Tour of the Holy Land Part III – New Jerusalem
Jerusalem is the administrative, religious and spiritual capital of the Jewish state of Israel. It is a cosmopolitan municipality, home to 1.5 million people of which one-third are Arabs, one-third religious Jews, and one-third secular Jews, and other ethnic groups. Regarded as the holiest city in the world, it consists of the 'old city', surrounded by a wall, and the newer section, which has evolved and surrounded Old Jerusalem.
The city is constructed on many hills, and the buildings are principally made of whitish or cream limestone to give it the traditional look. Painting of the stones is prohibited by law. And while Old Jerusalem, replete with historical sites, has retained its ancient allure, 'New Jerusalem' is as modern as modern gets, and is not waiting to descendant from the clouds. It is happening.
It is a composite of the secular and the religious. The construction of the new city's Jewish neighbourhoods began in the late 19th century. Some of the upscale neighbourhoods are Even Yisrael, the German Colony, Yemin Moshe, Me'a She'arim, Makhane Yisra'el, Nakhla'ot, Nakhalat Shiv'a, Ein Karem, Komemi'ut, Rekhavia, the Bukharian Quarter and the Ethiopian Quarter. And because of its history and religious significance Jerusalem is a magnet for tourists, Christian and non-Christians alike.
New Jerusalem might not be as religiously alluring as Old Jerusalem, for obvious reasons, but it is still a very interesting place of mainly modern buildings. There are tourist attractions for all lovers of the arts, theatre and music. The Supreme Court building is sited there, as well as the Knesset (Israeli Parliament), the Promenade, Ammunition Hill, Yad Vashem Holocaust Memorial Museum, the Monastery of the Cross, Elias Monastery and the YMCA building. There is also the Israel Museum, the Biblical Zoo - Ein Ya'el - which offers workshops in biblical art and craft, and the Makhane Yehuda Market, which has a wide variety of food, processed and agricultural, and bargains on imperishable goods.

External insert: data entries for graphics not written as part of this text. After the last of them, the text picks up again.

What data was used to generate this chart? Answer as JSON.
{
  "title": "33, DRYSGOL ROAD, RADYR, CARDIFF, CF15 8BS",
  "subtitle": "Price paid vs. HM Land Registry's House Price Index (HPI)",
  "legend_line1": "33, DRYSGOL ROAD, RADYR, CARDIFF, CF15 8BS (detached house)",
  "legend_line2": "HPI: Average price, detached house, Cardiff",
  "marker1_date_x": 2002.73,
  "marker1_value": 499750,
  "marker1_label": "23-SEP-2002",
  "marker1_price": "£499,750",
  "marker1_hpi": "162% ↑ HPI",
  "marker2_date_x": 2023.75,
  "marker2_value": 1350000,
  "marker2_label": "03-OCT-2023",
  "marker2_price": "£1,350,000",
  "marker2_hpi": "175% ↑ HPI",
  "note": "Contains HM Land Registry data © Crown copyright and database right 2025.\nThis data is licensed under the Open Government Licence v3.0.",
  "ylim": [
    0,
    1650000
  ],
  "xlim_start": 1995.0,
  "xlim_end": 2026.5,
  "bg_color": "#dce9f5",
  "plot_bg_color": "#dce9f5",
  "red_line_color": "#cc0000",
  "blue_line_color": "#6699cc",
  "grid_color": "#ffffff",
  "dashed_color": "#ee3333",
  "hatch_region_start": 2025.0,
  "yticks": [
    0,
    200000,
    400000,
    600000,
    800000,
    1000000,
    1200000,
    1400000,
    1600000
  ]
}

In addition to the Israel Museum and Yad Vashemn, there are many more museums in New Jerusalem, such as, the Natural History Museum, the Bloomfield Science Museum, the Rockefeller Museum, the Bible Lands Museum, the Islamic Art Museum, the Old Yishuv Court Museum, the Armenian Museum and the Museum of Italian Jewish Art.
New Jerusalem's nightlife has much to offer. There are some popular areas among the young, such as the German Colony, the Ben Yehuda pedestrian mall, Shlomtsiyon HaMalka Street, and the Russian Compound. Also, for the young and young-at-heart, there is the Time Elevator, an interactive, three-dimensional presentation on the history of Jerusalem), the Armon HaNatsiv tunnels, beautiful botanical gardens and the hands-on interactive exhibits at the Bloomfield Science Museum.
The city's culinary offerings are as varied and numerous as its historic sites. There is something for every palate. There are Bohemian gourmet restaurants, eateries where the food is cooked slowly over ancient stoves, stylish coffee shops, various ethnic restaurants, fast food outlets and bustling night time bars. And there is no shortage of places to stay. From luxury hotels to affordable youth hostels, New Jerusalem is big on accommodation for tourists.
New Jerusalem, Israel, might not be the place where Christians will spend eternity in the bosom of Jesus, but it is indeed a place that will keep you touring forever. It is a cradle of religion, a culture lover's paradise, a haven for historians and heritage tourists, and a food lover's foretaste of glory divine. For Family and Religion, which visited recently, it was a feature writer's overload, so many interesting things and places to see and write about, in a limited number of words. There must be another tour.